真実信心は掴み取るものではなく、向こうから与えられるもの。握りしめた拳をひらき、空を見上げた先に広がる、静かで温かな救いの世界です。
今回は、浄土和讃の57です。
このご和讃で親鸞聖人は、『真実の信心を得た人は、必ず浄土に生まれる仲間(定聚)に数えられる。そして、その信心は揺るがない(不退)。だから煩悩を超えた素晴らしい浄土(滅土)へと導かれる』と言われます。
短く言えば「真実の信心は揺るがないから、必ず阿弥陀さまが浄土に迎えとってくださる。その仲間がいますよ」という意味です。
さて、では私たちの思う「信心」とはどうでしょう。自己都合でコロコロ変わってはいませんか。たとえば、願い事は神社、元気が欲しい時はパワースポットにお守り。未来は星占い、タロットカード。オラクルカードもありますね。さらに露骨なのは、期待どおりの結果が得られなかった時。「あれは効き目がない」とか言いませんか。それは信心じゃなく「都合の良い信頼」にすぎないでしょう。つまり、揺らぎまくりです。真実じゃない、ということですね。
信仰ですらそうなのですから、人間関係なんてもっと悲惨ですね。「あいつはダメ、こいつはキライ、やつは許せん」なんて、まるで自分が世界の中心であるかのように都合よく振る舞っています。自分中心の心で生きている限り、互いに認め合う『仏さまの連なる仲間(聚)』には、なれそうにありません。
脚本家の山田太一は、
「いま多くの日本人が何より目を向けるべきは、人間の『生きるかなしさ』であると思っている。人間のはかなさ、無力を知ることだという気がしている。
……私たちは少し、この世界にも、他人にも、自分にも期待しすぎていないだろうか?
本当は人間の出来ることなどたかが知れているのであり、衆知を集めてもたいしたことはなく、ましてや一個人の出来ることなど、なにほどのことがあるだろう。相当のことをなし遂げたつもりでも、そのはかなさに気づくのに、それほどの歳月は要さない。そのように人間は、かなしい存在なのであり、せめてそのことを忘れずにいたいと思う。」(『生きる悲しみ』)
と述べています。
日本には「かなしみの哲学」があります。童謡や、物語の背景に流れる、ほのかに感じるかなしさです。その精神は、自分には世界を思い通りにする力などないという謙虚さを呼び覚まします。そして、あれもこれもと欲望のままに手を広げ、役に立つものだけを都合よくつかみ取ろうとする人間を、思いとどまらせる力を持ちます。

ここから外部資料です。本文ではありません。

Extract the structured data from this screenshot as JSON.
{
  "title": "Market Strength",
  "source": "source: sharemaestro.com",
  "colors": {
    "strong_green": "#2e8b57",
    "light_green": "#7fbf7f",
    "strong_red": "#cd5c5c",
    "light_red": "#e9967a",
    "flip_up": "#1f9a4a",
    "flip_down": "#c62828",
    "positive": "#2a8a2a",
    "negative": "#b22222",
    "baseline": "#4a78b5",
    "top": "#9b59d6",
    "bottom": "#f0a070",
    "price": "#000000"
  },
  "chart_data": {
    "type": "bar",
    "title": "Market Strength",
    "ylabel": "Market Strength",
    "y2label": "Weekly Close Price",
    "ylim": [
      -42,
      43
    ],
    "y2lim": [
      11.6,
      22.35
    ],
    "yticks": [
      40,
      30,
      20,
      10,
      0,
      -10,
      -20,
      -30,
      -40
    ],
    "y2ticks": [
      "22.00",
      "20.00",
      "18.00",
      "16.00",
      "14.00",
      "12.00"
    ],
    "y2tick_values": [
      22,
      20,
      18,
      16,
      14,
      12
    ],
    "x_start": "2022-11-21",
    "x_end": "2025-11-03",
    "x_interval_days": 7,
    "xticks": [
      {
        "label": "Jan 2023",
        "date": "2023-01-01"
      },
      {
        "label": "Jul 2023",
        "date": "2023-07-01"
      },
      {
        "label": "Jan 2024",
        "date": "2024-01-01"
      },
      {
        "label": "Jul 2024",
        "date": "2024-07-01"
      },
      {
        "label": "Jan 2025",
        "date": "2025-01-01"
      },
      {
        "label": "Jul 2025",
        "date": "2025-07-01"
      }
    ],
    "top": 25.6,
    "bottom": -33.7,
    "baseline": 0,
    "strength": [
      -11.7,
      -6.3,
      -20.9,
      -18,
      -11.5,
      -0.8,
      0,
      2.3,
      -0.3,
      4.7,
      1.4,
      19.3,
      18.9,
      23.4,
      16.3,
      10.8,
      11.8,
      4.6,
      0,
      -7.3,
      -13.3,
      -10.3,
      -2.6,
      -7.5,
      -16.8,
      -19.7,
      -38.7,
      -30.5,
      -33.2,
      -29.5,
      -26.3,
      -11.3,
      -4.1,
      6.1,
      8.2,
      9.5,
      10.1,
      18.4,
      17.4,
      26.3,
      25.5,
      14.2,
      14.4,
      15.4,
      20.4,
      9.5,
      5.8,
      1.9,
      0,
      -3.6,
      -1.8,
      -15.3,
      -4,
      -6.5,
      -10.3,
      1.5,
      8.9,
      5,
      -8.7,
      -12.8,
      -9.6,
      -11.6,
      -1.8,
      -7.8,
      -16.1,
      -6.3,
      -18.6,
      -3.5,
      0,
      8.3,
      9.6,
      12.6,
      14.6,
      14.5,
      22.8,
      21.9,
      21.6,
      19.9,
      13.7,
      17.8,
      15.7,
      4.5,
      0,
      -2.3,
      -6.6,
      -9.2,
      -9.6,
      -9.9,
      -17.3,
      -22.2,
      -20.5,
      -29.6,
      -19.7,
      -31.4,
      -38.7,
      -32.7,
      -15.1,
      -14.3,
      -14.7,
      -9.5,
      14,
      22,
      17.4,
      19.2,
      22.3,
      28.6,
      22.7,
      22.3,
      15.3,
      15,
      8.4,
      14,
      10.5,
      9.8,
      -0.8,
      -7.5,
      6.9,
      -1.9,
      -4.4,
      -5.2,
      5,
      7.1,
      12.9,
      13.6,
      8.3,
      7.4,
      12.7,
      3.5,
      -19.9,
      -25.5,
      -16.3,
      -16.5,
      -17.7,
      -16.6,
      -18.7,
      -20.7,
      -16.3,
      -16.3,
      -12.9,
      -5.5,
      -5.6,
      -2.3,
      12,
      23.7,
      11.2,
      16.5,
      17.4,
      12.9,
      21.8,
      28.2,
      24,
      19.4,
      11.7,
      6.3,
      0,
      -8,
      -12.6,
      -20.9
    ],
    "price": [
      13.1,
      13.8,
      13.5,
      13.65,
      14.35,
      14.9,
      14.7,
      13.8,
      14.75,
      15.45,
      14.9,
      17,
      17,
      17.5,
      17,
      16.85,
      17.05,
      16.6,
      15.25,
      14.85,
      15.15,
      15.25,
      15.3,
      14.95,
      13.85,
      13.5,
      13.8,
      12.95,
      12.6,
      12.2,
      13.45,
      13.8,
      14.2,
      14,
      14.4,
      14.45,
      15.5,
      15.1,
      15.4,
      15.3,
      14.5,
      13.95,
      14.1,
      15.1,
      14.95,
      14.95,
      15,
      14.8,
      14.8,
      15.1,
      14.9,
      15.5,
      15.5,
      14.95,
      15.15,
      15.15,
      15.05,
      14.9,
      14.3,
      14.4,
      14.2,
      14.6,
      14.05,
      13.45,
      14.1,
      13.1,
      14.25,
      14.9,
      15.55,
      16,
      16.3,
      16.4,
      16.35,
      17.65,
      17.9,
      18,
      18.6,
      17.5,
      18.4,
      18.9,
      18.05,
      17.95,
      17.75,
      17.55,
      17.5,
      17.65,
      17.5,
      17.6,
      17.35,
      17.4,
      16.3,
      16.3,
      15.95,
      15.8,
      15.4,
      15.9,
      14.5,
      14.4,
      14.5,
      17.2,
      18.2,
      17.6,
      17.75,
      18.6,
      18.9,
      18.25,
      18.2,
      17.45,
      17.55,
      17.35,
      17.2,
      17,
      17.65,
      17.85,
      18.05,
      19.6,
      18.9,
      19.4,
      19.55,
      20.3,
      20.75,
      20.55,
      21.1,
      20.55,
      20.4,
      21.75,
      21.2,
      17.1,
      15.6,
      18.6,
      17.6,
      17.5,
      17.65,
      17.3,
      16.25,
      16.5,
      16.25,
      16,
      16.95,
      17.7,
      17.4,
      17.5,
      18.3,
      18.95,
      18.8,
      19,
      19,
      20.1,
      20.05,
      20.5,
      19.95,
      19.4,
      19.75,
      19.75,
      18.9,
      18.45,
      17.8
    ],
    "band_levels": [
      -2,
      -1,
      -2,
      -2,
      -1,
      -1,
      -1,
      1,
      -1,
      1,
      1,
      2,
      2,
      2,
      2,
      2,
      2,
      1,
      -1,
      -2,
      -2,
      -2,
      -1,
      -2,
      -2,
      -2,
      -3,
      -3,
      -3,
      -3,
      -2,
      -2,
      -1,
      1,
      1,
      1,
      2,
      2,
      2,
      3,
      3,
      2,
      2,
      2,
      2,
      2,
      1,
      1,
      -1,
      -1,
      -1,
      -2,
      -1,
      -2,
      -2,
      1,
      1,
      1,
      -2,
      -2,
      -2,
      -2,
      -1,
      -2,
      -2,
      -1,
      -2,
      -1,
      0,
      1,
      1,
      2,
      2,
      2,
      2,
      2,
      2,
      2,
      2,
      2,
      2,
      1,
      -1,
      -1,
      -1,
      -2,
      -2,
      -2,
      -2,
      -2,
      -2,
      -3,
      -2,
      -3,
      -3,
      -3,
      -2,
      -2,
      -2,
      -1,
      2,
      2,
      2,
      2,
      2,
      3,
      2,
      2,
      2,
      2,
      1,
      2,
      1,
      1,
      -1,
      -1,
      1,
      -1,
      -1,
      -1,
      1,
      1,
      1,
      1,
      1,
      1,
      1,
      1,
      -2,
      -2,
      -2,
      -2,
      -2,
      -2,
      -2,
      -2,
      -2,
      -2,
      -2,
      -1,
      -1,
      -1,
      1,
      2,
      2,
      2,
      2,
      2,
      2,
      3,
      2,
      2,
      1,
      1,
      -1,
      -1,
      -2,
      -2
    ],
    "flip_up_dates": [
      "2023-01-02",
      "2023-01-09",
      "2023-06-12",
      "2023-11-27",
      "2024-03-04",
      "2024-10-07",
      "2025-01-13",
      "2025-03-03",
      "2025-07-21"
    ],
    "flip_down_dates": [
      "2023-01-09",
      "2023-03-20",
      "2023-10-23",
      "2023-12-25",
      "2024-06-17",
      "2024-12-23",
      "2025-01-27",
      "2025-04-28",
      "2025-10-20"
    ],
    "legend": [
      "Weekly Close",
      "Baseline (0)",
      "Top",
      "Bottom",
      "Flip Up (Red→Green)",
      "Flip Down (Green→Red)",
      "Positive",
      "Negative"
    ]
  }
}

仏教は「つかむこと」より「手ばなすこと」の大切さを説きます。そこに信心が「与えられる」のだと。「真実の信心」を正しく表現するならば、自分でつかみ取ったり、奪い取ったりするものではなく、如来より与えられるものです。
与えられる故に、揺らぐことがないのです。これは、自分の「信じる」の向きが変わる話です。一瞬やそこらでわかることではありません。生涯の宿題でもある、深い話なのです。